If I may, I will turn to the tier 1 investor visa route, and I am afraid that I will have to repeat a number of things that I said in my opening remarks. The review of visas issued under the route took place relatively recently. A Written Ministerial Statement on 12 January set out the findings of that review, which reviewed visas issued between 2008 and 2015. That included that it had identified a minority of individuals connected to the tier 1 investor visa route that were potentially at high risk of having obtained wealth through corruption or other illicit financial activity. The Statement represented the Government’s substantive response to the commitment to undertake that review and publish its findings.

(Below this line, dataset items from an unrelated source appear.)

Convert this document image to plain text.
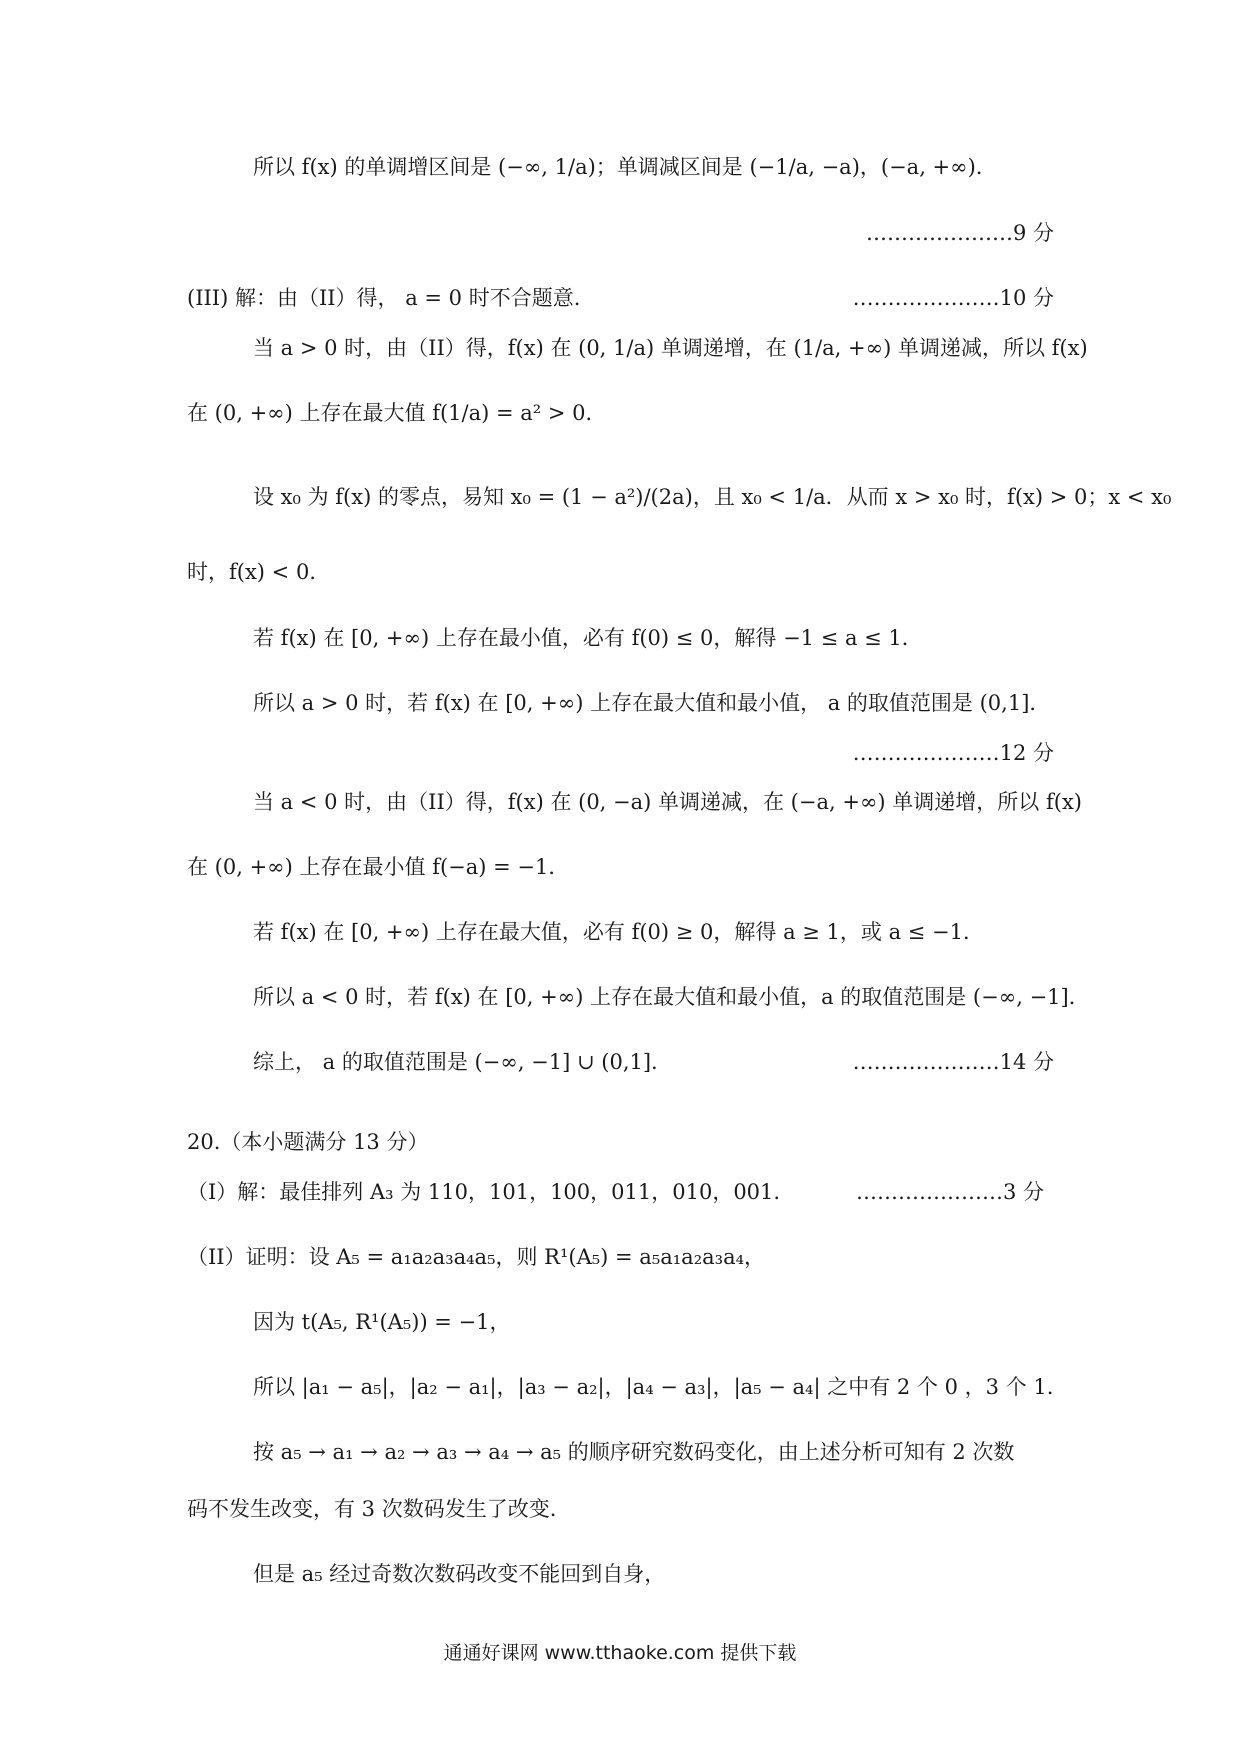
所以 f(x) 的单调增区间是 (−∞, 1/a)；单调减区间是 (−1/a, −a)，(−a, +∞)．
…………………9 分
(III) 解：由（II）得， a = 0 时不合题意.	…………………10 分
当 a > 0 时，由（II）得，f(x) 在 (0, 1/a) 单调递增，在 (1/a, +∞) 单调递减，所以 f(x)
在 (0, +∞) 上存在最大值 f(1/a) = a² > 0．
设 x₀ 为 f(x) 的零点，易知 x₀ = (1 − a²)/(2a)，且 x₀ < 1/a．从而 x > x₀ 时，f(x) > 0；x < x₀
时，f(x) < 0.
若 f(x) 在 [0, +∞) 上存在最小值，必有 f(0) ≤ 0，解得 −1 ≤ a ≤ 1．
所以 a > 0 时，若 f(x) 在 [0, +∞) 上存在最大值和最小值， a 的取值范围是 (0,1]．
…………………12 分
当 a < 0 时，由（II）得，f(x) 在 (0, −a) 单调递减，在 (−a, +∞) 单调递增，所以 f(x)
在 (0, +∞) 上存在最小值 f(−a) = −1．
若 f(x) 在 [0, +∞) 上存在最大值，必有 f(0) ≥ 0，解得 a ≥ 1，或 a ≤ −1．
所以 a < 0 时，若 f(x) 在 [0, +∞) 上存在最大值和最小值，a 的取值范围是 (−∞, −1]．
综上， a 的取值范围是 (−∞, −1] ∪ (0,1].	…………………14 分
20.（本小题满分 13 分）
（I）解：最佳排列 A₃ 为 110，101，100，011，010，001.	…………………3 分
（II）证明：设 A₅ = a₁a₂a₃a₄a₅，则 R¹(A₅) = a₅a₁a₂a₃a₄，
因为 t(A₅, R¹(A₅)) = −1，
所以 |a₁ − a₅|，|a₂ − a₁|，|a₃ − a₂|，|a₄ − a₃|，|a₅ − a₄| 之中有 2 个 0 ，3 个 1.
按 a₅ → a₁ → a₂ → a₃ → a₄ → a₅ 的顺序研究数码变化，由上述分析可知有 2 次数
码不发生改变，有 3 次数码发生了改变.
但是 a₅ 经过奇数次数码改变不能回到自身，
通通好课网 www.tthaoke.com 提供下载
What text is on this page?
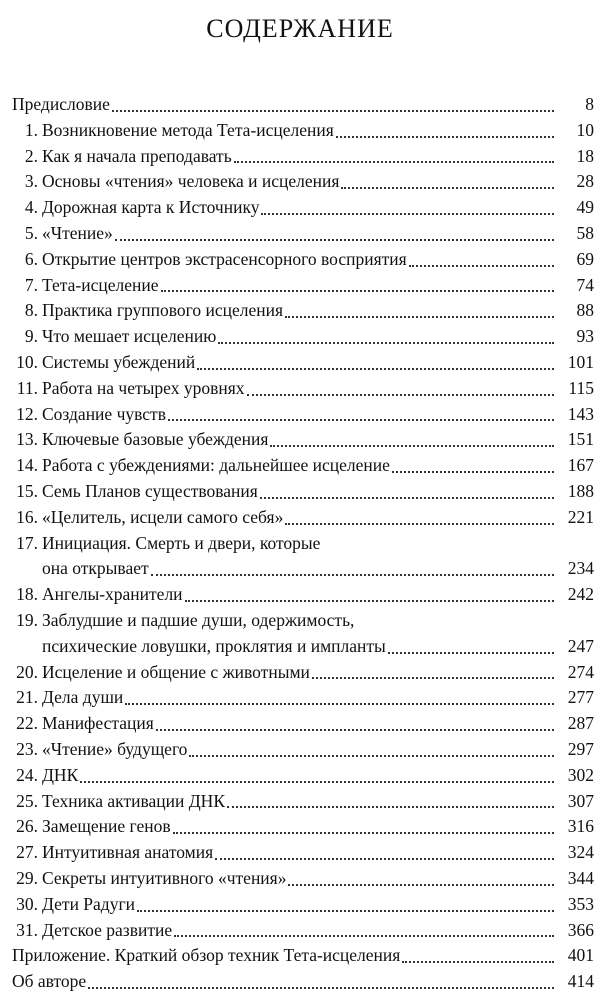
СОДЕРЖАНИЕ
Предисловие	8
1. Возникновение метода Тета-исцеления	10
2. Как я начала преподавать	18
3. Основы «чтения» человека и исцеления	28
4. Дорожная карта к Источнику	49
5. «Чтение»	58
6. Открытие центров экстрасенсорного восприятия	69
7. Тета-исцеление	74
8. Практика группового исцеления	88
9. Что мешает исцелению	93
10. Системы убеждений	101
11. Работа на четырех уровнях	115
12. Создание чувств	143
13. Ключевые базовые убеждения	151
14. Работа с убеждениями: дальнейшее исцеление	167
15. Семь Планов существования	188
16. «Целитель, исцели самого себя»	221
17. Инициация. Смерть и двери, которые
она открывает	234
18. Ангелы-хранители	242
19. Заблудшие и падшие души, одержимость,
психические ловушки, проклятия и импланты	247
20. Исцеление и общение с животными	274
21. Дела души	277
22. Манифестация	287
23. «Чтение» будущего	297
24. ДНК	302
25. Техника активации ДНК	307
26. Замещение генов	316
27. Интуитивная анатомия	324
29. Секреты интуитивного «чтения»	344
30. Дети Радуги	353
31. Детское развитие	366
Приложение. Краткий обзор техник Тета-исцеления	401
Об авторе	414
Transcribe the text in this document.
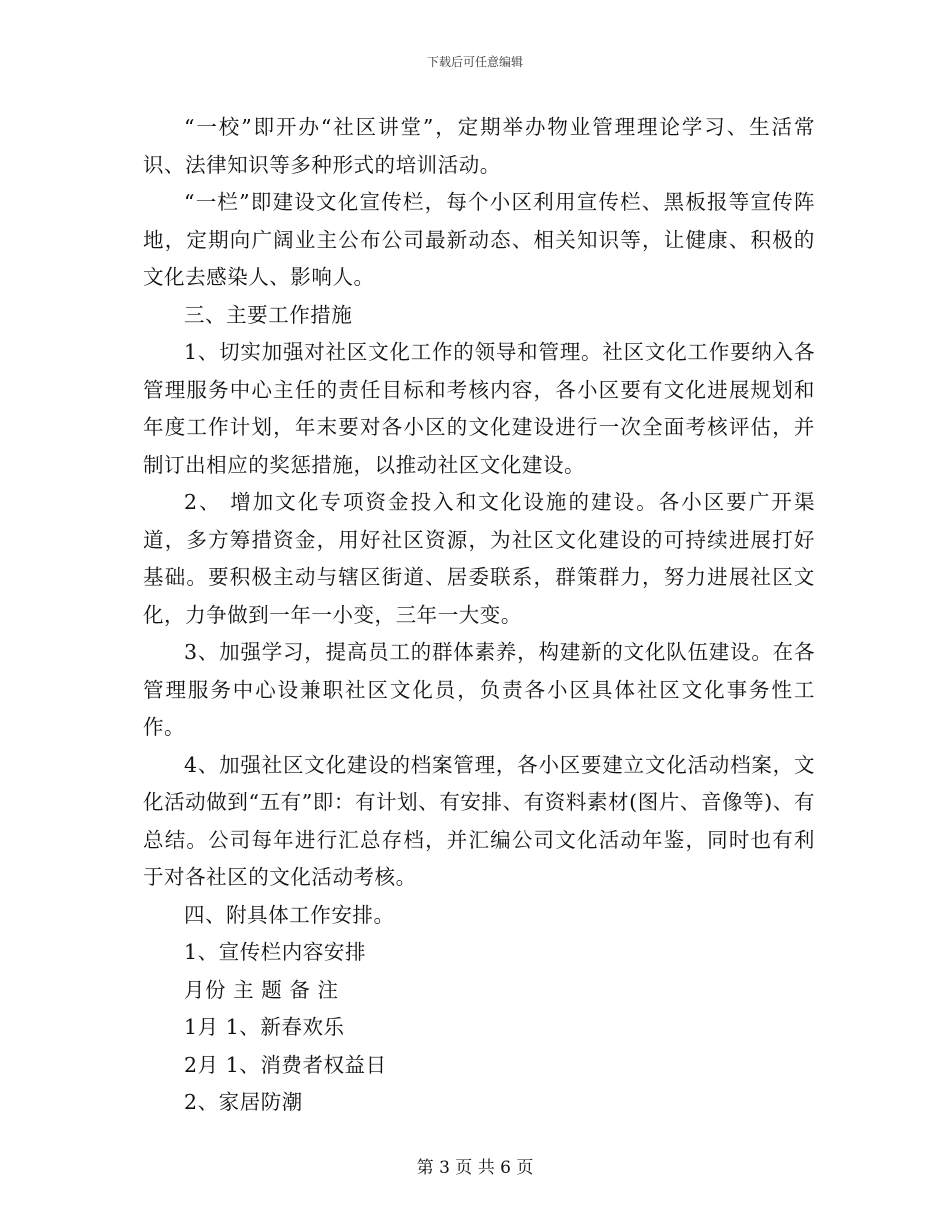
下载后可任意编辑

“一校”即开办“社区讲堂”，定期举办物业管理理论学习、生活常识、法律知识等多种形式的培训活动。

“一栏”即建设文化宣传栏，每个小区利用宣传栏、黑板报等宣传阵地，定期向广阔业主公布公司最新动态、相关知识等，让健康、积极的文化去感染人、影响人。

三、主要工作措施

1、切实加强对社区文化工作的领导和管理。社区文化工作要纳入各管理服务中心主任的责任目标和考核内容，各小区要有文化进展规划和年度工作计划，年末要对各小区的文化建设进行一次全面考核评估，并制订出相应的奖惩措施，以推动社区文化建设。

2、 增加文化专项资金投入和文化设施的建设。各小区要广开渠道，多方筹措资金，用好社区资源，为社区文化建设的可持续进展打好基础。要积极主动与辖区街道、居委联系，群策群力，努力进展社区文化，力争做到一年一小变，三年一大变。

3、加强学习，提高员工的群体素养，构建新的文化队伍建设。在各管理服务中心设兼职社区文化员，负责各小区具体社区文化事务性工作。

4、加强社区文化建设的档案管理，各小区要建立文化活动档案，文化活动做到“五有”即：有计划、有安排、有资料素材(图片、音像等)、有总结。公司每年进行汇总存档，并汇编公司文化活动年鉴，同时也有利于对各社区的文化活动考核。

四、附具体工作安排。

1、宣传栏内容安排

月份 主 题 备 注

1月 1、新春欢乐

2月 1、消费者权益日

2、家居防潮

第 3 页 共 6 页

I am aware that the noble Lord, Lord Wallace, would have preferred that the published review included more information about specific individuals. I agree with his remarks about protecting our democracy and transparency. However, we have had to act responsibly in regard to the UK’s national security. We have sought to strike the right balance between setting out the broad findings of the review and the constraints on disclosing sensitive details, which must be withheld at the request of our operational partners to protect our border and the vital work of our law enforcement agencies. I think that those are perfectly reasonable points to have made in regard to the tier 1 investor visa.

I appreciate that I have not given as fulsome answers as all noble Lords would like, but in light of the answers that I have given, I request that noble Lords do not press their amendments.